The pancreas is a vital organ located just behind the stomach. It serves several functions, such as producing enzymes and bicarbonates essential for digestion and secreting a variety of hormones – including insulin, which is the hormone that regulates blood sugar levels. As a result, pancreatic disease often leads to diabetes since the damaged cells can no longer produce the insulin the body needs.
Over 450 million adults around the world suffer from diabetes, including 60 million in Europe. In Switzerland, 4.4% of the population reported in 2017 having been diagnosed with the disease. And the number of patients is growing worldwide. Diabetes is the second-leading cause of amputation behind accidents and increases the risk of a heart attack or stroke by a factor of eight and of kidney failure, which requires dialysis, by a factor of nine. Diabetes is also the leading cause of blindness among adults. Methods for improving diabetes diagnosis and treatment could thus bring major benefits to public health.
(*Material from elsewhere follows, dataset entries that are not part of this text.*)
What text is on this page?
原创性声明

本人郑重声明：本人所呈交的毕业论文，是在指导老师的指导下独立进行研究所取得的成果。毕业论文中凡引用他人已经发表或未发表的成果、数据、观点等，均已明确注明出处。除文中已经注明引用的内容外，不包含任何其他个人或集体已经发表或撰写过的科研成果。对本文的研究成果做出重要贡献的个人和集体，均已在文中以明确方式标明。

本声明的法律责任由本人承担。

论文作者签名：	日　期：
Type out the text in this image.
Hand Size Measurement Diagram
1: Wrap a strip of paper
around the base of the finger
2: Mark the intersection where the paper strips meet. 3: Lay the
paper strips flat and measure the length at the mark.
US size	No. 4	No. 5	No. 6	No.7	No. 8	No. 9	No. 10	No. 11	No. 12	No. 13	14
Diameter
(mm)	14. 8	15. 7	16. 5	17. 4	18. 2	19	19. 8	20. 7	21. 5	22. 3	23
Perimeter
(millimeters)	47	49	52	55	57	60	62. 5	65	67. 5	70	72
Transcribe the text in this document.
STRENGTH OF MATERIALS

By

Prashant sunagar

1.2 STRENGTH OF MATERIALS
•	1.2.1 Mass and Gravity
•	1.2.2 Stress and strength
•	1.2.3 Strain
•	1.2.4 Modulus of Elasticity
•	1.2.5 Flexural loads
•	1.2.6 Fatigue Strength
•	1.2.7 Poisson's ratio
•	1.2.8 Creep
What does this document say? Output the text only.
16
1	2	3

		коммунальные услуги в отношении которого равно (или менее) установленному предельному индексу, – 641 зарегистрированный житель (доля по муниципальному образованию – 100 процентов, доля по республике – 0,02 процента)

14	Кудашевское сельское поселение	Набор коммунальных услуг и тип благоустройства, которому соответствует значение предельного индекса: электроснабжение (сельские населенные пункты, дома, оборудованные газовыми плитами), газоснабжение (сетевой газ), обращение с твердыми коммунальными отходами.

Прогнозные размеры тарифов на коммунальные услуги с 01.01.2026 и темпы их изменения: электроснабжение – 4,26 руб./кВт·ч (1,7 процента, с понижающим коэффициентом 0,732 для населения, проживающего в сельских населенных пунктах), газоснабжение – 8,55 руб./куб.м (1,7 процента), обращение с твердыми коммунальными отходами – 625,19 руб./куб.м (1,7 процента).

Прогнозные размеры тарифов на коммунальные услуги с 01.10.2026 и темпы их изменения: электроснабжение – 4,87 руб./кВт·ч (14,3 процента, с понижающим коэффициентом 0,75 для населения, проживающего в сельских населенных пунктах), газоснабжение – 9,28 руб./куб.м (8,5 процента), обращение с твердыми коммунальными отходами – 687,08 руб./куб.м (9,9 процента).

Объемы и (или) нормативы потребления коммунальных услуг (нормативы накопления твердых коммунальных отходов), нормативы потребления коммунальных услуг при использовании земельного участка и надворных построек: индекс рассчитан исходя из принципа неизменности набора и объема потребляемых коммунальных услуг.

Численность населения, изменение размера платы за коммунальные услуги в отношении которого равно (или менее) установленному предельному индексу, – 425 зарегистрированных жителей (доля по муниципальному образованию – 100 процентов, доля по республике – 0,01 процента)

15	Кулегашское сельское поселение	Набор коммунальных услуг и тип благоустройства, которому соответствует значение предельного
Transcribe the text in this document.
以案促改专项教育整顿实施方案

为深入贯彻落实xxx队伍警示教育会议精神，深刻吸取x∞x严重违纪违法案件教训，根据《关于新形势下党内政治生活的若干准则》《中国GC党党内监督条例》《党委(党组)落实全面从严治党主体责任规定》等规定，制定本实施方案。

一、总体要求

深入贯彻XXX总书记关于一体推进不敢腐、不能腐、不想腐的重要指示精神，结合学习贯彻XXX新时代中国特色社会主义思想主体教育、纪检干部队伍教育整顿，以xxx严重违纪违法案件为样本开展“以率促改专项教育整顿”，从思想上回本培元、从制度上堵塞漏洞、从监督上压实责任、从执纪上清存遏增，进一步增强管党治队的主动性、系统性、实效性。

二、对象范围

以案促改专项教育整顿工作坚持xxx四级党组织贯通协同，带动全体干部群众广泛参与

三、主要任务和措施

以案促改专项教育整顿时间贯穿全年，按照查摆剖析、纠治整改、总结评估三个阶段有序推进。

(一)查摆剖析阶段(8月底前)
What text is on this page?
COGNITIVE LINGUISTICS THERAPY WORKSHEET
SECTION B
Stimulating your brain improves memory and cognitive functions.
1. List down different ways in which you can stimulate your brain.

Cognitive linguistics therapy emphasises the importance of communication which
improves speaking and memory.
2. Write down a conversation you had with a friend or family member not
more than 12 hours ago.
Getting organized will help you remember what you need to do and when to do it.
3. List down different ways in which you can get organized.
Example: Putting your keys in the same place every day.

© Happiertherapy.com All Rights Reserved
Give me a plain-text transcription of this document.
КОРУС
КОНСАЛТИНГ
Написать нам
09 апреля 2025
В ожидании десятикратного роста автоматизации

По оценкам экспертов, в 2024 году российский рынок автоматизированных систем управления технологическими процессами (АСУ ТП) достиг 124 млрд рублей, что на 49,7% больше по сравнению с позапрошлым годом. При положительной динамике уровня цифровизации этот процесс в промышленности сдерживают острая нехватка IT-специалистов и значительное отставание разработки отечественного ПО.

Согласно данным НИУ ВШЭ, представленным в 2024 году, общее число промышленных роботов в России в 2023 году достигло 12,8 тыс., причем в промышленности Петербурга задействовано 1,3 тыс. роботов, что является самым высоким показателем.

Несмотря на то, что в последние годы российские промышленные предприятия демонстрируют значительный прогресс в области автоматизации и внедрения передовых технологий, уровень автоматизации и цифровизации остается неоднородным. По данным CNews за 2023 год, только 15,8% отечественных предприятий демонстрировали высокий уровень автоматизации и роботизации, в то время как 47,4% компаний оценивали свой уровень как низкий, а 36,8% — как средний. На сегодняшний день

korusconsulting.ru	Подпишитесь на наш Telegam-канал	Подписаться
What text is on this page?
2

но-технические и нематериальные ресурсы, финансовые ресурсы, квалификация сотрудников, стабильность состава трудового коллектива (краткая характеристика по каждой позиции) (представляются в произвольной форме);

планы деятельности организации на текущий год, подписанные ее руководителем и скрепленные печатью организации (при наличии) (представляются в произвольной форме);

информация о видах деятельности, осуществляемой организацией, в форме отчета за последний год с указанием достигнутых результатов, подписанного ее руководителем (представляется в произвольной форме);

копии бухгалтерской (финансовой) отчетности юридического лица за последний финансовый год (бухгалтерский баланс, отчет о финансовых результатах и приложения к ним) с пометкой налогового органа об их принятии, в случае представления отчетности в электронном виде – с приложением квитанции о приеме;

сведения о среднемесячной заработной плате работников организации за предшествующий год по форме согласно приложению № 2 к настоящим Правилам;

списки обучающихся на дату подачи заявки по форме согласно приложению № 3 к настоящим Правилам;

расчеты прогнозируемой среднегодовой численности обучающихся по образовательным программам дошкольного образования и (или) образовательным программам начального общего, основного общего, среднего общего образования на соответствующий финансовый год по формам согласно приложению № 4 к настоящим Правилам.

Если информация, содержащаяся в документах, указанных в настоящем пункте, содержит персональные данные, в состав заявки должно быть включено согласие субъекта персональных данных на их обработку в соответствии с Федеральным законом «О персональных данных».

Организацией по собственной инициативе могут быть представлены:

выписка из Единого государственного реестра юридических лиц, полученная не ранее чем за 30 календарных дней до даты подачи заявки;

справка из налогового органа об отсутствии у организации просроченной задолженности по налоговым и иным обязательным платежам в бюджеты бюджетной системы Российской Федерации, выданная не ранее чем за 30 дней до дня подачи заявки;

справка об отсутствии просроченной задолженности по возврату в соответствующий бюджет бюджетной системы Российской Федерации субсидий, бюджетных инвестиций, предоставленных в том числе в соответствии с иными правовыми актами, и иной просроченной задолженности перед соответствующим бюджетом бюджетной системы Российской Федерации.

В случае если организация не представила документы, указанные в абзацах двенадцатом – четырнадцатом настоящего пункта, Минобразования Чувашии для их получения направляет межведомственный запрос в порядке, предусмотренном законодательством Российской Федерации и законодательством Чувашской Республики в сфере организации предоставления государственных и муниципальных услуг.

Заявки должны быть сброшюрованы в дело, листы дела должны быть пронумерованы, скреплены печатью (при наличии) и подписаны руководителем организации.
The bio-printing technology developed at EPFL uses a biological gel containing a patient’s stem cells. A laser is applied to the gel to solidify it through polymerisation. The location and intensity of the laser beam can be controlled in order to solidify only those areas of the gel needed to form the desired tissue.
“One of the main advantages of our method is that it can create tissue in a single block, making it particularly useful for printing soft tissue like human organs,” says Paul Delrot, the CTO of Readily3D.
There are numerous benefits to bio-printed tissue. It can be tailor-made since it’s created from a patient’s own stem cells, and it eliminates the need to conduct animal testing – something that AI, Humans on Chips, and creating digital twins of humans is also trying to accomplish.
“What’s more, patients won’t have to try out an array of drugs, some of which may have unpleasant side effects, before finding the right one for them,” says Damien Loterie, the CEO of Readily3D.
“Developing a system that can print 3D tissue at the cubic centimeter scale and faithfully replicate the functioning of a live pancreas is a huge challenge, which we hope to meet with this technology,” says Christophe Moser, an associate on the project. And, in time the team hopes they’ll be able to expand their technology so it can be used to bio-print all kinds of other tissues including treatments for cancer, for example, or eventually for producing human transplant organs on demand.